Sunscreen – Do I really need it?

If you only invest in one skincare product let it be sunscreen. There are good reasons that Dermatologists, Plastic Surgeons, and anyone in Aesthetics go on and on about sunscreen. Not only are there compelling reasons to wear sunscreen, there are very significant health benefits. Each year there are more new cases of skin cancer than cases of breast, prostate, lung, and colon cancer combined.

We know how to drastically reduce the rates of skin cancer and the answer is avoiding the sun and wearing the best sunscreen consistently.

However, you should never rely solely on sunscreen. Limit your time in the sun, wear a hat, or lighter long sleeves and be sure you are reapplying your sunscreen throughout the day.

It is advised to protect neck, décolletage, and arms daily whether you are in the sun or not.

Dr. Sean Nicklin and our practice nurse  highly recommend Mineral Pro SPF 30+,  a  daily moisturiser with 20% zinc oxide. It gives you broad spectrum protection. With added antioxidant resveratrol, it can help protect your skin from harmful UV rays. It is light weight and fast absorbing.

Teach your kids and grandkids to Slip, Slop, Slap, Seek & Slide- Enforcing this message will save them from future skin damage, burns, over tanning, over seeking the sun, and from possible melanomas, skin damage,  or cancer.

When choosing sunscreen:

  1.  Aim for at least SPF 15 or higher (we’d advise 30 SPF in Australia) with broad spectrum UV protection
  2.  Select with Mineral ingredients – zinc oxide and/or titanium dioxide
  3.  Pick water resistant or waterproof – to save from continuously applying after swimming

We’ve spoken to quite a few patients about sunscreen over the years and addressed their most common concerns:

  • If you are concerned about heaviness or oiliness, choose Mineral Pro SPF 30+. This is very light and will feel smooth while protecting your face and neck (apply to back and front) all day
  • If you work indoors or don’t go out during the day; you are always at risk of sun exposure.
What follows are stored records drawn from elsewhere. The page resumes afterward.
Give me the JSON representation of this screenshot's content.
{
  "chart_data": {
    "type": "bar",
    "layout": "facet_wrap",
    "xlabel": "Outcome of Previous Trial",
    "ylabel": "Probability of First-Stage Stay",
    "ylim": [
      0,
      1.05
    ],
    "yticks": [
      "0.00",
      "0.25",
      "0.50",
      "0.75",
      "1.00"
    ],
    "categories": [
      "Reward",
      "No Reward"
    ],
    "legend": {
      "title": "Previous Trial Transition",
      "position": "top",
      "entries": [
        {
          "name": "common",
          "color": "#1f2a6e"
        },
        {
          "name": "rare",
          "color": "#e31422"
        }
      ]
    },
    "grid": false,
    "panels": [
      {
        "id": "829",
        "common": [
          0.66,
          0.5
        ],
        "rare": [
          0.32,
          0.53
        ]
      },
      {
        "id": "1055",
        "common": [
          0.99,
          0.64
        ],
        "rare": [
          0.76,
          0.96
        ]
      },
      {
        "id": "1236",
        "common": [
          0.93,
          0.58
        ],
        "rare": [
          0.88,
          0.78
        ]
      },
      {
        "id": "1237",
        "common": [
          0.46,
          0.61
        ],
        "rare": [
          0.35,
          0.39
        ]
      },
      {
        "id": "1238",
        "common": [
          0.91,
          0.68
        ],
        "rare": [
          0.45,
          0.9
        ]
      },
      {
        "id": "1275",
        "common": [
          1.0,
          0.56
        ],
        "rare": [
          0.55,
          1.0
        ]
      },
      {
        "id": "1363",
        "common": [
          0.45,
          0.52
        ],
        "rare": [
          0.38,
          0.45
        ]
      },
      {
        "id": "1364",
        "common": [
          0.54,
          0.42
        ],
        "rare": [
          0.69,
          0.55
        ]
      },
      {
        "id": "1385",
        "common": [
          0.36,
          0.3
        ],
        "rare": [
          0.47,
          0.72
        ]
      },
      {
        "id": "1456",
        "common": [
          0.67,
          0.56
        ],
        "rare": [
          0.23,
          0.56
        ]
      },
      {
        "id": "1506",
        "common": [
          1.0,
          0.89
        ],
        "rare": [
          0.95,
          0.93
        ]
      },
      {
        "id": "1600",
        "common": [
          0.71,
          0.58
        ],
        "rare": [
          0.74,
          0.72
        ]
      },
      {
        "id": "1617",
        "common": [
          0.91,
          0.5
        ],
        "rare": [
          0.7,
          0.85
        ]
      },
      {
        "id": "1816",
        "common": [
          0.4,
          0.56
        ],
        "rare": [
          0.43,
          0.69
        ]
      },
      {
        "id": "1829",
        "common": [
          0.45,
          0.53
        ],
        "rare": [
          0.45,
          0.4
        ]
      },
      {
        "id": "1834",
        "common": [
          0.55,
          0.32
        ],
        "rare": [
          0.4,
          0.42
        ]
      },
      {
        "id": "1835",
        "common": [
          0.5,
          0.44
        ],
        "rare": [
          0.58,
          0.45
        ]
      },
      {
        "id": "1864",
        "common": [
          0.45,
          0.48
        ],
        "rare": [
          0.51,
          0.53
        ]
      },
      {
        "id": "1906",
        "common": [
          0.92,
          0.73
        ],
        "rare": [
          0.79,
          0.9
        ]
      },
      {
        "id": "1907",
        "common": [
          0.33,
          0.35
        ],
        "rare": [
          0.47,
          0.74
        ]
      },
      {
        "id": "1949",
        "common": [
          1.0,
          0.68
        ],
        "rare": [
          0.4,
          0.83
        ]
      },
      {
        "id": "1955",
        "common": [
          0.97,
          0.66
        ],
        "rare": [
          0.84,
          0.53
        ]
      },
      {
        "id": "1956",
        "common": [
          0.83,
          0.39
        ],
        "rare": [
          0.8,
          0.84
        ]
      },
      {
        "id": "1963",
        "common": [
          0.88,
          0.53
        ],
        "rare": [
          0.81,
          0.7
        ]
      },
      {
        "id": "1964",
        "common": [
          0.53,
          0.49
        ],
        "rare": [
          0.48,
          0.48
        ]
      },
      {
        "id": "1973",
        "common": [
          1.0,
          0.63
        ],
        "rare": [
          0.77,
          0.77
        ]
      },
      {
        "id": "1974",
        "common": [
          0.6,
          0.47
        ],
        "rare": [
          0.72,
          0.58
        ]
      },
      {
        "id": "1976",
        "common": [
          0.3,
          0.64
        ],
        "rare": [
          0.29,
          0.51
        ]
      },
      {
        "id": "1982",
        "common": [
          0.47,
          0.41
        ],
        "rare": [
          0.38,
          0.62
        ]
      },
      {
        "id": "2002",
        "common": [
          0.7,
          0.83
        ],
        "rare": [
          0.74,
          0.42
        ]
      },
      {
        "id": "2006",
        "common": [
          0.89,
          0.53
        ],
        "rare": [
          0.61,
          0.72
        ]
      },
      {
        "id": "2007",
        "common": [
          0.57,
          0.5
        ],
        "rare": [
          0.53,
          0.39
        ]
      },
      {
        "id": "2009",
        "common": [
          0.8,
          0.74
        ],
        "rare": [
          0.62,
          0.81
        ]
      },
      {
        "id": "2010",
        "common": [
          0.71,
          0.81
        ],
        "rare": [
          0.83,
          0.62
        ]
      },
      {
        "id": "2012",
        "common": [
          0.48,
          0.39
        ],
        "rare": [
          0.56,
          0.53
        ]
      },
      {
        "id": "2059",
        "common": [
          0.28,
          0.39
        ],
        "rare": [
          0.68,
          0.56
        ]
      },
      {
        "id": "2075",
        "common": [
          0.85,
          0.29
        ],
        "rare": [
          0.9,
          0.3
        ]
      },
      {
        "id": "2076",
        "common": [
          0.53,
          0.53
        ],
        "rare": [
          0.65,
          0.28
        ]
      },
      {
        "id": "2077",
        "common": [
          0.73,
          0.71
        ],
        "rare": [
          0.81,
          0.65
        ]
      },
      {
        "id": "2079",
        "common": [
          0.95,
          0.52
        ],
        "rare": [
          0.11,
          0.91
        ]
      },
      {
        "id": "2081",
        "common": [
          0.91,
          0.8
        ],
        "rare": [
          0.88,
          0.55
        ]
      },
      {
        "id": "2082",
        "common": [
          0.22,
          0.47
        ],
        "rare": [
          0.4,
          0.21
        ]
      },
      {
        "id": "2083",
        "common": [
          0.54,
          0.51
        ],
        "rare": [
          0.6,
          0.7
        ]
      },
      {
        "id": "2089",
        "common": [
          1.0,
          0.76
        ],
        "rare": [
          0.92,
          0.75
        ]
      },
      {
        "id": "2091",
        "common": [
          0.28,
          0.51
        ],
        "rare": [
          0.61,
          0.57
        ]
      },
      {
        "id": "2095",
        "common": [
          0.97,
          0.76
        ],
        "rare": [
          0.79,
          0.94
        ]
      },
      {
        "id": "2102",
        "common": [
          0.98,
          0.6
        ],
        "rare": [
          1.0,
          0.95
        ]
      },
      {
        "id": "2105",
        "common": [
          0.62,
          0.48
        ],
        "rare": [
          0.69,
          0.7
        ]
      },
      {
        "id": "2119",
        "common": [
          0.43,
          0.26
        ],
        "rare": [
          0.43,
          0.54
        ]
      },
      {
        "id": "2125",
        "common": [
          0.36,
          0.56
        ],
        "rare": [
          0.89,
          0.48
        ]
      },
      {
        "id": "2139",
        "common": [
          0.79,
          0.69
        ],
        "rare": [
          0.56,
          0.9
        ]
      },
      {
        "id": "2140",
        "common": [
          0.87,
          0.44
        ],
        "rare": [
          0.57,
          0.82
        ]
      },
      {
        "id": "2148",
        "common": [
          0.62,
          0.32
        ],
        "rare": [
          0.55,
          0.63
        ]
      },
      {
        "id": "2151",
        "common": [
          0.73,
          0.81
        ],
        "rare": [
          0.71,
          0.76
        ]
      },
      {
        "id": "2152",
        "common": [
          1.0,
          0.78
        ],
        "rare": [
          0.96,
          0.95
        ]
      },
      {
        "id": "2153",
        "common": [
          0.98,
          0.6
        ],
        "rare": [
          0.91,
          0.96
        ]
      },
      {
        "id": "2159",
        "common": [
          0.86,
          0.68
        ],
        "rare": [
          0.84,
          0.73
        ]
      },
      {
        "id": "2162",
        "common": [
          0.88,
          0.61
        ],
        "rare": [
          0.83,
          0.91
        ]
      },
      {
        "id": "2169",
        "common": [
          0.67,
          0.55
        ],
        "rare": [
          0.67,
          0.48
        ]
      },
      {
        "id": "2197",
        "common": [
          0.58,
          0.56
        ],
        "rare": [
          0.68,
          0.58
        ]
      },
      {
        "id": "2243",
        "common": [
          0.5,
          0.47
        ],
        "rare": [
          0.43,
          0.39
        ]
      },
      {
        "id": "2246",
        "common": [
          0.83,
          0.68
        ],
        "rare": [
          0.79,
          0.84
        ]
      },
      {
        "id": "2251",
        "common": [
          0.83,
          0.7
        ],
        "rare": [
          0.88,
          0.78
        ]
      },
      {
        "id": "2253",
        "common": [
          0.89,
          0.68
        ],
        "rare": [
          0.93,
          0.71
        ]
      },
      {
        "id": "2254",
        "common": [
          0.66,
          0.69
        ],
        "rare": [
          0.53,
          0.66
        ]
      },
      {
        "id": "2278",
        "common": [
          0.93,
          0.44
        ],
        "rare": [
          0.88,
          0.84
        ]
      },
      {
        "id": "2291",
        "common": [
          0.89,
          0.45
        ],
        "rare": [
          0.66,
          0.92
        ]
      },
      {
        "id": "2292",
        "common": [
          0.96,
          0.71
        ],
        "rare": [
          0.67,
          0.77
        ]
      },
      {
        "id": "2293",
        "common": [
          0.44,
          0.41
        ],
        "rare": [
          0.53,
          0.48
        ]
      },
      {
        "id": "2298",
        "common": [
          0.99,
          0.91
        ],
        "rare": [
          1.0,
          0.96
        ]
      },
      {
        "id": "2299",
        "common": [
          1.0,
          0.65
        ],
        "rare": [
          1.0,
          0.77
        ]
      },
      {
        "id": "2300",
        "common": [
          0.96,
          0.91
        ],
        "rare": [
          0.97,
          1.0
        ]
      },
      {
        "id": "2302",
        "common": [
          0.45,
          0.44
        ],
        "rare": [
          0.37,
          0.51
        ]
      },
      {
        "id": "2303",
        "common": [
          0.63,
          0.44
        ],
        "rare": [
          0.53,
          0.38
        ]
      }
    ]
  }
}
Think of walks through the workplace, your commute, taking a lunch break, or taking a break in the sunshine. UVA rays can penetrate clear glass and they are consistent year round, rain or shine. Laser and injection specialist Pam Jendritz, RN, reminds her patients “Just because you can’t see the sun doesn’t mean the sun can’t see you!”
  • If you experience breakouts while using sunscreen; see a dermatologist who will advise on the best non-comedogenic and hypoallergenic formulas that won’t clog your pores.
  • If you feel that it leaves a white cast; make sure you spread evenly or speak to a skin consultant about other options for your skin.
  • If you are wary about chemicals, choose a sunscreen which is mineral, zinc, or titanium based. These sunscreens provide a physical block against the sun’s rays. They are broad spectrum, meaning they block more types of UV rays.
  • If you feel that sunscreen affects your vitamin D; the safest way to get vitamin D is from well-balanced diet. Try foods like sockeye salmon, fortified milk, eggs, or mushrooms. Speak to a doctor or dietician about your vitamin intake, and choose foods enriched with the vitamins you need.
  • If you want a base tan; opt for tinted moisturiser, bronzing powders, or sunless tanner if you want a glow! There are so many great products available.
  • If you feel like you don’t burn; even if you have darker skin, you still might be at risk for getting melanoma. Although melanoma rates are highest among Caucasians, people with darker skins have a lower overall survival rate because too often melanoma isn’t diagnosed until an advanced stage.
  • If sunscreen burns your eyes; be selective about the products, you use on your face. Speak to a dermatologist about formulas which are specifically protected and can be used around the eyes.

Did you know that sun exposure equals wrinkles? And 90% of skin ageing is caused by the sun. The leading consumer advocacy group in Australia put fourteen SPF 30 and 50+ face sunscreens and moisturisers to the test and it’s your onus to look after your skin (and body)

Invest in sunscreen … your skin and your body will thank you.